At a time when technology is becoming ever more present in our lives, a new approach to health is gaining popularity: virtual healthcare. With the COVID-19 pandemic, the process of providing this kind of care has accelerated and the Régie de l’assurance maladie du Québec (RAMQ) has been offering it since March 16. Let’s look at what could revolutionize medical practices.
What is virtual healthcare?
Virtual healthcare, also called telemedicine, allows consultations with health professionals to be obtained 24/7, no matter where you are on the planet. This care includes medical and psychological consultations by phone or video and complements in-person consultations.
According to a study conducted by Medisys Health Group, 70% of visits to emergency or the clinic could be replaced by this type of consultation. Indeed, prescription renewals or consultations that do not require a physical examination could be treated virtually without affecting the qualify of care.

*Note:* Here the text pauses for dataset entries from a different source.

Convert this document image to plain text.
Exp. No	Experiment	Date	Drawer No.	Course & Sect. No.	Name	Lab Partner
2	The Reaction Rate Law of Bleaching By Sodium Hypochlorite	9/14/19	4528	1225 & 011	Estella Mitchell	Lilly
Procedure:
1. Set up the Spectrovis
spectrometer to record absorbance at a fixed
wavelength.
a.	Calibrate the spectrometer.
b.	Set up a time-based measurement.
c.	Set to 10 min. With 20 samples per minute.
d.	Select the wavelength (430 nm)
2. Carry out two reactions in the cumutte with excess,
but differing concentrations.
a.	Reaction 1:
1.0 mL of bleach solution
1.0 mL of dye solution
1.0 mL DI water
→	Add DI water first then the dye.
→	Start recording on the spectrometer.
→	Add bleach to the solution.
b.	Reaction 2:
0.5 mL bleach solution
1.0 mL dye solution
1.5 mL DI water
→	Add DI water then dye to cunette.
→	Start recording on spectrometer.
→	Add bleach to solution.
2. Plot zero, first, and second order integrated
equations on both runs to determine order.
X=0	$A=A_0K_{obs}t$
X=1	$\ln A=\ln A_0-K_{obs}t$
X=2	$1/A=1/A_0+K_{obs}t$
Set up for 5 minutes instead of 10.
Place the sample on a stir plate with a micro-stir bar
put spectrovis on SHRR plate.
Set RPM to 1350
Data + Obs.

Accessibility and flexibility
Virtual healthcare above all allows for greater flexibility while decongesting the health system. Patients can access care in the evenings or weekends without having to wait long hours in the emergency room.
And in these times of pandemic, telemedicine not only helps protect doctors and patients by preventing them from being in contact with potentially contaminated people, but it also allows Canadians to consult a health professional for less urgent, but necessary, care.
More remote regions that currently suffer from limited health care, as well as people with reduced mobility, also benefit from this change in the system.
New job prospects
The advent of telemedicine will naturally bring about changes in medical practices and the training of health professionals. Several working groups are studying the subject in order to incorporate courses in telemedicine in the current syllabus of various health programs.
Existing medical personnel will also be brought into the digital shift through training, and there is every reason to believe that future health professionals may specialize in virtual care.
Specialized agencies have already started to recruit doctors, nurses, psychologists, psychotherapists and nutritionists to meet the growing demand. And this trend is likely to increase over the coming years.